The effect of parietal cell vagotomy and selective vagotomy with pyloroplasty on body weight and dietary habits. A prospective randomized study.

作者信息

Faxén A, Rossander L, Kewenter J

出版信息

Scand J Gastroenterol. 1979;14(1):7-11. doi: 10.3109/00365527909179839.
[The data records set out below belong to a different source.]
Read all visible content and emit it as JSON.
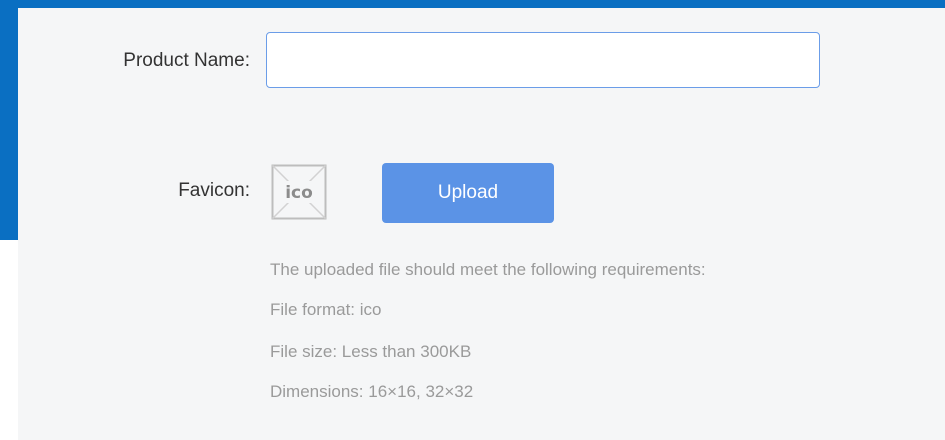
{
  "form": {
    "product_name": {
      "label": "Product Name:",
      "value": "",
      "placeholder": ""
    },
    "favicon": {
      "label": "Favicon:",
      "placeholder_icon": "ico-file-placeholder-icon",
      "placeholder_text": "ico",
      "upload_label": "Upload"
    },
    "requirements": {
      "heading": "The uploaded file should meet the following requirements:",
      "format": "File format: ico",
      "size": "File size: Less than 300KB",
      "dimensions": "Dimensions: 16×16, 32×32"
    }
  },
  "colors": {
    "header_blue": "#0a6fc2",
    "panel_bg": "#f5f6f7",
    "input_border": "#6b9de8",
    "upload_button": "#5b93e6",
    "hint_text": "#9a9a9a"
  }
}
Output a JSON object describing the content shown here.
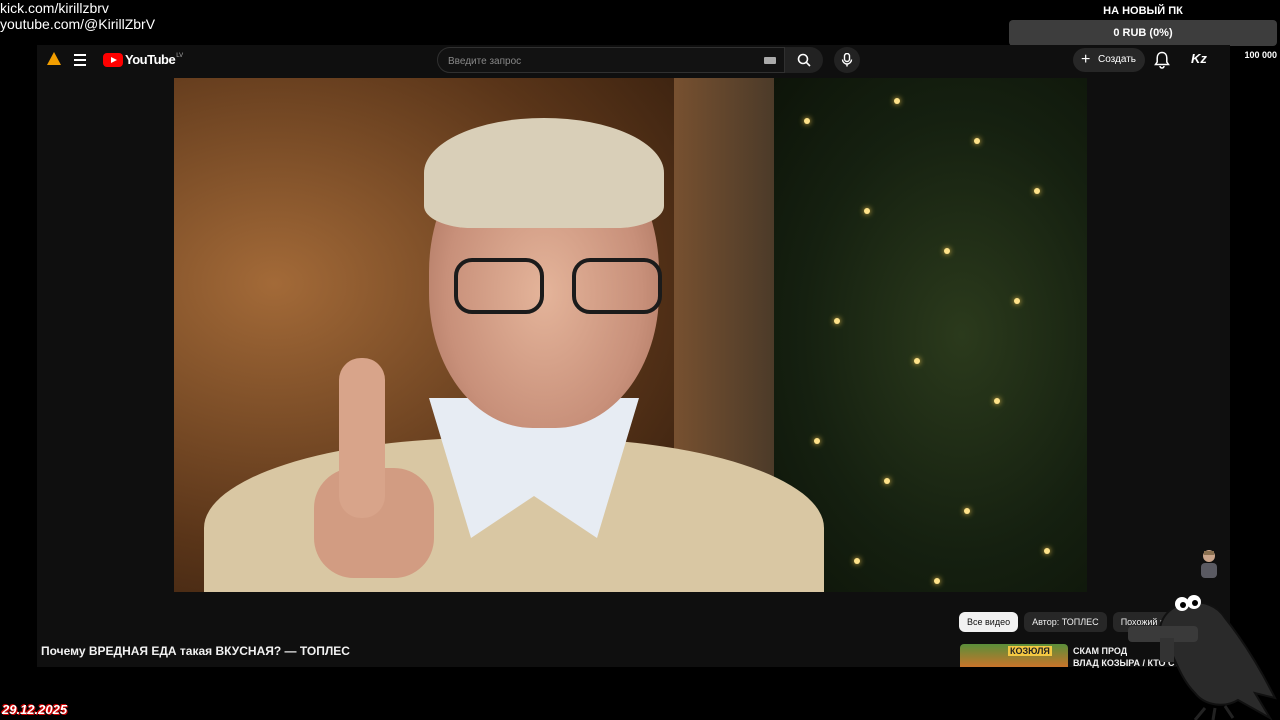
{
  "overlay": {
    "social": [
      "kick.com/kirillzbrv",
      "youtube.com/@KirillZbrV"
    ],
    "goal": {
      "title": "НА НОВЫЙ ПК",
      "value_text": "0 RUB (0%)",
      "progress_percent": 0,
      "min": "0",
      "max": "100 000"
    },
    "date": "29.12.2025"
  },
  "youtube": {
    "logo_text": "YouTube",
    "country_code": "LV",
    "search": {
      "placeholder": "Введите запрос",
      "value": ""
    },
    "create_label": "Создать",
    "account_initials": "Kz",
    "video_title": "Почему ВРЕДНАЯ ЕДА такая ВКУСНАЯ? — ТОПЛЕС",
    "chips": [
      "Все видео",
      "Автор: ТОПЛЕС",
      "Похожий к"
    ],
    "active_chip": 0,
    "recommendation": {
      "thumbnail_text": "КОЗЮЛЯ",
      "title_line1": "СКАМ ПРОД",
      "title_line2": "ВЛАД КОЗЫРА / КТО СТОИ"
    }
  },
  "icons": [
    "warning-icon",
    "menu-icon",
    "youtube-logo-icon",
    "keyboard-icon",
    "search-icon",
    "mic-icon",
    "plus-icon",
    "bell-icon",
    "crow-mascot-icon"
  ],
  "colors": {
    "accent_red": "#ff0000",
    "warning": "#f29e00",
    "bg": "#0f0f0f",
    "goal_bar": "#3d3d3d"
  }
}
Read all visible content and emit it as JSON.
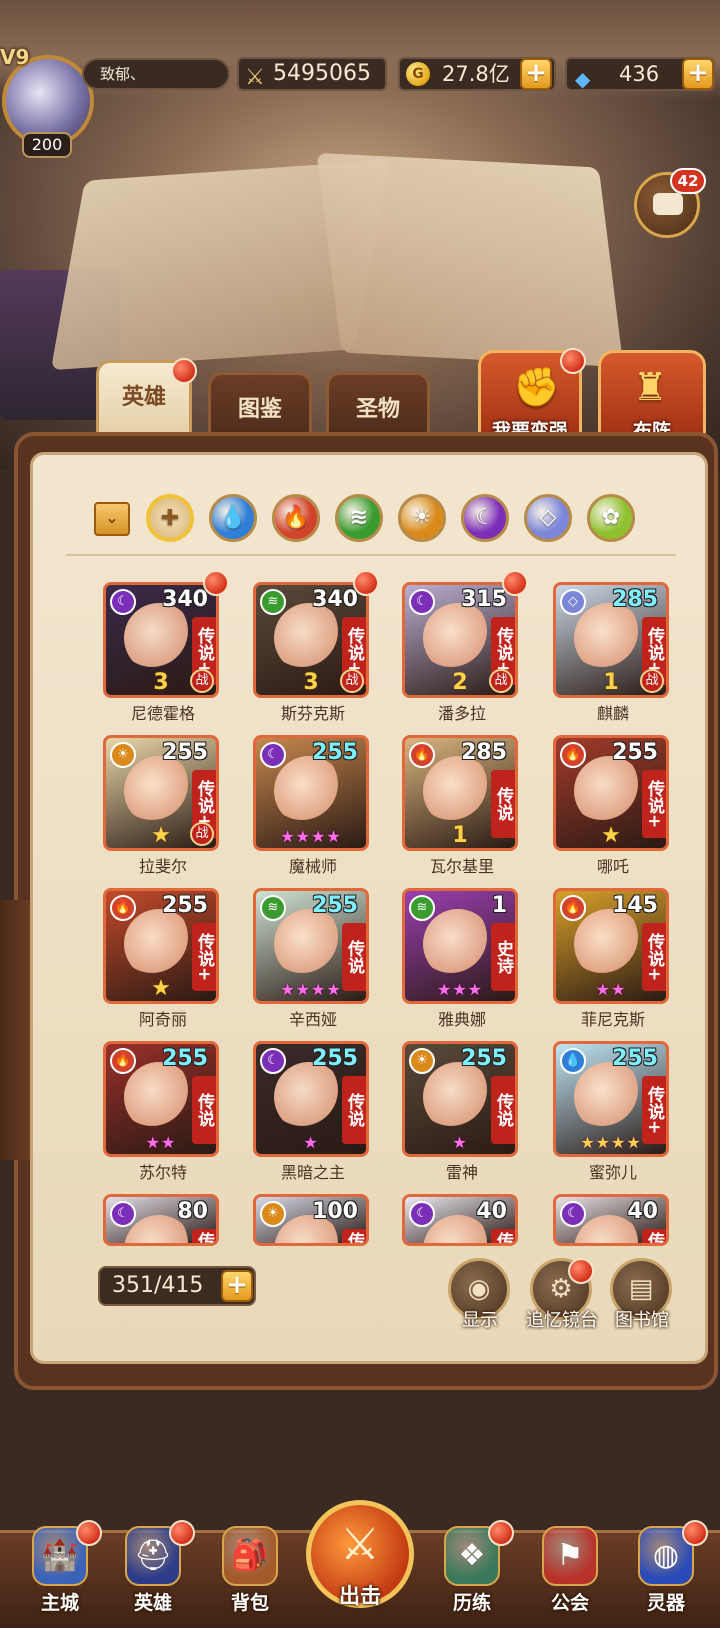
{
  "player": {
    "vip": "V9",
    "level": "200",
    "name": "致郁、",
    "power": "5495065",
    "gold": "27.8亿",
    "gems": "436"
  },
  "chat": {
    "badge": "42"
  },
  "tabs": [
    {
      "label": "英雄",
      "active": true,
      "red_dot": true
    },
    {
      "label": "图鉴",
      "active": false,
      "red_dot": false
    },
    {
      "label": "圣物",
      "active": false,
      "red_dot": false
    }
  ],
  "actions": {
    "strengthen": "我要变强",
    "formation": "布阵"
  },
  "filters": [
    "all",
    "water",
    "fire",
    "wind",
    "light",
    "dark",
    "void",
    "nature"
  ],
  "filter_colors": {
    "all": "#f1d69a",
    "water": "#2f7fd6",
    "fire": "#d1432a",
    "wind": "#3a9b2f",
    "light": "#d98a1b",
    "dark": "#7b2fb8",
    "void": "#7b86d8",
    "nature": "#8fc12f"
  },
  "heroes": [
    {
      "name": "尼德霍格",
      "level": "340",
      "rank": "传说+",
      "element": "dark",
      "stars": "3",
      "war": true,
      "red_dot": true,
      "bg": "#3a2a4a"
    },
    {
      "name": "斯芬克斯",
      "level": "340",
      "rank": "传说+",
      "element": "wind",
      "stars": "3",
      "war": true,
      "red_dot": true,
      "bg": "#5a4a3a"
    },
    {
      "name": "潘多拉",
      "level": "315",
      "rank": "传说+",
      "element": "dark",
      "stars": "2",
      "war": true,
      "red_dot": true,
      "bg": "#b9aed0"
    },
    {
      "name": "麒麟",
      "level": "285",
      "rank": "传说+",
      "element": "void",
      "stars": "1",
      "war": true,
      "red_dot": false,
      "bg": "#cbd7e5",
      "cyan": true
    },
    {
      "name": "拉斐尔",
      "level": "255",
      "rank": "传说+",
      "element": "light",
      "stars": "★",
      "war": true,
      "red_dot": false,
      "bg": "#e9d6a8"
    },
    {
      "name": "魔械师",
      "level": "255",
      "rank": "",
      "element": "dark",
      "stars": "★★★★",
      "war": false,
      "red_dot": false,
      "bg": "#c7874e",
      "cyan": true,
      "pink": true
    },
    {
      "name": "瓦尔基里",
      "level": "285",
      "rank": "传说",
      "element": "fire",
      "stars": "1",
      "war": false,
      "red_dot": false,
      "bg": "#d8b47e"
    },
    {
      "name": "哪吒",
      "level": "255",
      "rank": "传说+",
      "element": "fire",
      "stars": "★",
      "war": false,
      "red_dot": false,
      "bg": "#a33b2b"
    },
    {
      "name": "阿奇丽",
      "level": "255",
      "rank": "传说+",
      "element": "fire",
      "stars": "★",
      "war": false,
      "red_dot": false,
      "bg": "#c24a2a"
    },
    {
      "name": "辛西娅",
      "level": "255",
      "rank": "传说",
      "element": "wind",
      "stars": "★★★★",
      "war": false,
      "red_dot": false,
      "bg": "#cfe3d2",
      "cyan": true,
      "pink": true
    },
    {
      "name": "雅典娜",
      "level": "1",
      "rank": "史诗",
      "element": "wind",
      "stars": "★★★",
      "war": false,
      "red_dot": false,
      "bg": "#9a3fb0",
      "pink": true
    },
    {
      "name": "菲尼克斯",
      "level": "145",
      "rank": "传说+",
      "element": "fire",
      "stars": "★★",
      "war": false,
      "red_dot": false,
      "bg": "#d8a02a",
      "pink": true
    },
    {
      "name": "苏尔特",
      "level": "255",
      "rank": "传说",
      "element": "fire",
      "stars": "★★",
      "war": false,
      "red_dot": false,
      "bg": "#9a2f2a",
      "cyan": true,
      "pink": true
    },
    {
      "name": "黑暗之主",
      "level": "255",
      "rank": "传说",
      "element": "dark",
      "stars": "★",
      "war": false,
      "red_dot": false,
      "bg": "#3a2a2a",
      "cyan": true,
      "pink": true
    },
    {
      "name": "雷神",
      "level": "255",
      "rank": "传说",
      "element": "light",
      "stars": "★",
      "war": false,
      "red_dot": false,
      "bg": "#5a4a3a",
      "cyan": true,
      "pink": true
    },
    {
      "name": "蜜弥儿",
      "level": "255",
      "rank": "传说+",
      "element": "water",
      "stars": "★★★★",
      "war": false,
      "red_dot": false,
      "bg": "#bfe4f5",
      "cyan": true,
      "gold": true
    },
    {
      "name": "",
      "level": "80",
      "rank": "传",
      "element": "dark",
      "stars": "",
      "war": false,
      "red_dot": false,
      "bg": "#e4e0ea"
    },
    {
      "name": "",
      "level": "100",
      "rank": "传",
      "element": "light",
      "stars": "",
      "war": false,
      "red_dot": false,
      "bg": "#d8dbe8"
    },
    {
      "name": "",
      "level": "40",
      "rank": "传",
      "element": "dark",
      "stars": "",
      "war": false,
      "red_dot": false,
      "bg": "#eceaf2"
    },
    {
      "name": "",
      "level": "40",
      "rank": "传",
      "element": "dark",
      "stars": "",
      "war": false,
      "red_dot": false,
      "bg": "#e9e2e6"
    }
  ],
  "footer": {
    "count": "351/415",
    "tools": [
      {
        "label": "显示",
        "red_dot": false
      },
      {
        "label": "追忆镜台",
        "red_dot": true
      },
      {
        "label": "图书馆",
        "red_dot": false
      }
    ]
  },
  "nav": [
    {
      "label": "主城",
      "red_dot": true,
      "color": "#3b63b8"
    },
    {
      "label": "英雄",
      "red_dot": true,
      "color": "#2c3c88"
    },
    {
      "label": "背包",
      "red_dot": false,
      "color": "#a35a2a"
    },
    {
      "label": "出击",
      "red_dot": false,
      "color": "#c33b13"
    },
    {
      "label": "历练",
      "red_dot": true,
      "color": "#3a7a5a"
    },
    {
      "label": "公会",
      "red_dot": false,
      "color": "#b8322a"
    },
    {
      "label": "灵器",
      "red_dot": true,
      "color": "#2a4ab8"
    }
  ]
}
DOI:10.3109/00365527909179839
PMID:424690
Abstract

Body weight and dietary habits were studied in 32 male patients in a consecutive randomized series of parietal cell vagotomy (PCV) and selective vagotomy with pyloroplasty (SV + P). There were 16 patients in each group. One month after surgery all patients had lost weight. During the first 2 postoperative years following PCV most patients regained their preoperative weight. SV + P led to an impaired ability to gain weight. Following PCV the consumption of fat was reduced but the carbohydrate consumption increased, leading to an unchanged total daily energy intake. The daily energy intake decreased following SV + P in spite of an increased consumption of protein-rich foods such as meat, fish, and eggs. The decreased energy intake was due to a reduced intake of fat, sugar, and milk following SV + P. It is concluded that dumping is a contributory cause of the reduced energy intake following SV + P.

摘要

对32名男性患者进行了连续随机分组的壁细胞迷走神经切断术(PCV)和选择性迷走神经切断术加幽门成形术(SV + P),并研究了他们的体重和饮食习惯。每组有16名患者。术后1个月所有患者体重均减轻。在PCV术后的头2年里,大多数患者恢复到了术前体重。SV + P导致体重增加能力受损。PCV术后脂肪摄入量减少,但碳水化合物摄入量增加,导致每日总能量摄入量不变。尽管SV + P术后富含蛋白质的食物(如肉、鱼和蛋)摄入量增加,但每日能量摄入量仍减少。能量摄入量减少是由于SV + P术后脂肪、糖和牛奶摄入量减少。得出的结论是,倾倒综合征是SV + P术后能量摄入减少的一个促成因素。